Aaron fouilla dans sa cuisine et revint avec des verres et une carafe d’eau. Il s’installa sur le canapé, me servit, alors que je prenais un fauteuil, ce qui lui fit froncer les sourcils. Mais moi aussi je pouvais faire ma tête des mauvais jours. Il soupira.

— Je t’écoute.

— Loric, m’a déjà expliqué l'exacerbation émotionnelle due au lien avant une union officielle, mais cela ne te donne pas le droit de décider à ma place, Aaron.

— Je…

— Laisse-moi finir, s’il te plaît. Tu as été élevé dans ce monde avec ses us et coutumes, mais ce n’est pas mon cas. J’ai bien compris certains de vos principes, or, je me suis battue pour acquérir mon indépendance et j’attache une importance primordiale à mon libre arbitre. J’ai aussi compris que ces débordements sont primitifs, qu’ils font partie de ce lien. Mais il va falloir apprendre à les contrôler, à faire des compromis, car je ne les laisserais ni eux, ni toi diriger ma vie. Tu comprends ?

Aaron se leva en se frottant le visage avant de passer ses mains dans ses cheveux. Puis il vint vers moi à grandes enjambées, me souleva du fauteuil et m'écrasa contre lui. Il enfouit son nez dans mes cheveux en inspirant. Je passais les bras autour de lui et le serrais fort. Des larmes brouillaient ma vue, je le sentais vulnérable, en plein conflit intérieur.

— Me demander d’accepter de te mettre en danger, va à l'encontre de tous mes instincts. Mon côté primaire rejette cette idée de toutes ses forces.

— Et l’autre côté ? murmurais-je.

— Il sait que c’est la meilleure solution. Je veux un plan solide, aucune faille, aucune brèche, tu resteras relié à moi en permanence, ainsi que Rolf et Hakon. Est-ce que c’est clair ?

Je hochais la tête et il fondait sur mes lèvres. Son baiser était dominateur, mais aussi plein de peur, de frustration, de colère. Il me porta dans ses bras et me conduisit dans sa chambre, où nous fîmes l’amour avec rage et douceur, audace et peur, ressentiment et amour.

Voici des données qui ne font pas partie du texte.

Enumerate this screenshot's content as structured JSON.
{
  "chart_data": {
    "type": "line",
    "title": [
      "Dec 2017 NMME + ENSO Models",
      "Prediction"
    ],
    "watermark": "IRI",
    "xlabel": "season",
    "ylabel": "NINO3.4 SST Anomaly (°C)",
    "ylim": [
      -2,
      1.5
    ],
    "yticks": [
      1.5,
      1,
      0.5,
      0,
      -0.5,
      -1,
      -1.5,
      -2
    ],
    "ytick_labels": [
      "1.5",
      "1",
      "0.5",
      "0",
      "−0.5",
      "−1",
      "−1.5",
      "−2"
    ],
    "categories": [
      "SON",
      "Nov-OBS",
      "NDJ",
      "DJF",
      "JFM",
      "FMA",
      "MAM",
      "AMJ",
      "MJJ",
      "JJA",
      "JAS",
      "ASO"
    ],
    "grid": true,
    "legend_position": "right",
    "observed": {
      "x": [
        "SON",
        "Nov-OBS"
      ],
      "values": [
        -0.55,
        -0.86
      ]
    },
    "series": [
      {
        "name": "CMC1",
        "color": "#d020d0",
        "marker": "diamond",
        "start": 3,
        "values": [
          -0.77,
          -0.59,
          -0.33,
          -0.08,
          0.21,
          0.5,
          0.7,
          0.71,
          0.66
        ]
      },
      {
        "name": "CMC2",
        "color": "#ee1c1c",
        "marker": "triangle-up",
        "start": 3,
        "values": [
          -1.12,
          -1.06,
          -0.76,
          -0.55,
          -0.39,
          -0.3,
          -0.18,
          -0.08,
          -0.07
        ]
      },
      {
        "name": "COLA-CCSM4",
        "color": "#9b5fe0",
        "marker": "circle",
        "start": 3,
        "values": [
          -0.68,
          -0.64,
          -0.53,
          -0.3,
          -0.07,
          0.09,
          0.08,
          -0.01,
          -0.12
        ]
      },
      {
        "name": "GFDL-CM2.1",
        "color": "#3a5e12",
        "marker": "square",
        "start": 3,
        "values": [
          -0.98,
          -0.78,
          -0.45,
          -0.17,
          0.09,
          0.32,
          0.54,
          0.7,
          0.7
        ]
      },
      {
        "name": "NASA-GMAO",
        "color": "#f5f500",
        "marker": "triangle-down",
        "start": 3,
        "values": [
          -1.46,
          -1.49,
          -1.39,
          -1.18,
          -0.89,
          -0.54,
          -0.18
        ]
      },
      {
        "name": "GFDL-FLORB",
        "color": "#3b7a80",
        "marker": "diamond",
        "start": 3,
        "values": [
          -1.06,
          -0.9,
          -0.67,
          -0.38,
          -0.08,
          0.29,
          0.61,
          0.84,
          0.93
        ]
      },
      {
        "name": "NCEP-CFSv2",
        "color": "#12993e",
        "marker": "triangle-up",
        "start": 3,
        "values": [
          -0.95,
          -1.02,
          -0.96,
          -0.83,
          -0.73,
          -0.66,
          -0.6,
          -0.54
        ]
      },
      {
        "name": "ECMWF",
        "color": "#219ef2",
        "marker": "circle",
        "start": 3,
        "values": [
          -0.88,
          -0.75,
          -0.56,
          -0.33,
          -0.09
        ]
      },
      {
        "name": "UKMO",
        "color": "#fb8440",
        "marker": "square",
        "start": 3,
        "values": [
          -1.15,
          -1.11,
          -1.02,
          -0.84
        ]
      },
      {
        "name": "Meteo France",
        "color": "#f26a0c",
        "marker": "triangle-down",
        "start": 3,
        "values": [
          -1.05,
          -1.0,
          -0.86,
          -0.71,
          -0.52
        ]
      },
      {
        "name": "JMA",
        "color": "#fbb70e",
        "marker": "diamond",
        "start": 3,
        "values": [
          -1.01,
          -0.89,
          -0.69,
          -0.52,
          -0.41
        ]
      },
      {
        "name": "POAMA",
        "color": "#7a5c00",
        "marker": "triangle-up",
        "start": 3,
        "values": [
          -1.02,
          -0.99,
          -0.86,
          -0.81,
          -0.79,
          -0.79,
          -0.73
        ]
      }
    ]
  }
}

Je me réveillais au bruit de tambour qui résonnait dans mon crâne. Aaron grogna et se colla à moi. Je regardais autour de moi et sentis mes joues chauffer aux souvenirs des dernières heures. La chambre était un vrai champ de bataille. Nos vêtements gisaient çà et là, draps et couvertures invisibles, et les objets et papiers censés être sur la table près de la baie vitrée éparpillés, sur le sol.

Le tambour retentit de nouveau. En fait, quelqu'un frappait à la porte avec insistance.

— Chéri, c’est peut-être important.

— Il vaut mieux pour cette personne que ça le soit.

Tout en bougonnant, il m’embrassa, s’extirpa du lit, enfila un bas de jogging qu’il prit dans son armoire et sortit de la chambre.

Je me levais à mon tour, et cherchais mes vêtements amenés ici lors de mon séjour à l’hôpital. Je les trouvais rangés dans l’armoire. J'attrapais un jean, des sous-vêtements et un débardeur puis filait sous la douche.

Lorsque je rejoignis le salon, je reçus de plein fouet une masse qui me souleva du sol. Bien entendu, j’entendis Aaron grogner, ce qui fit éclater de rire Tobias qui me serrait à m’étouffer.

— C’est bon de te voir, petite sœur.

— Je suis contente aussi,Tobias.

Je regardai par-dessus son épaule, et aperçut Lori et Alia, ainsi qu’Alric et Thomas. Alia s’approcha de Tobias et le bouscula.

— Pousse-toi que je puisse souhaiter la bienvenue à Lola. Bonjour, ma chérie, je suis si heureuse de te voir ici.

Son accueil me fit chaud au cœur alors qu’elle me prenait dans ses bras.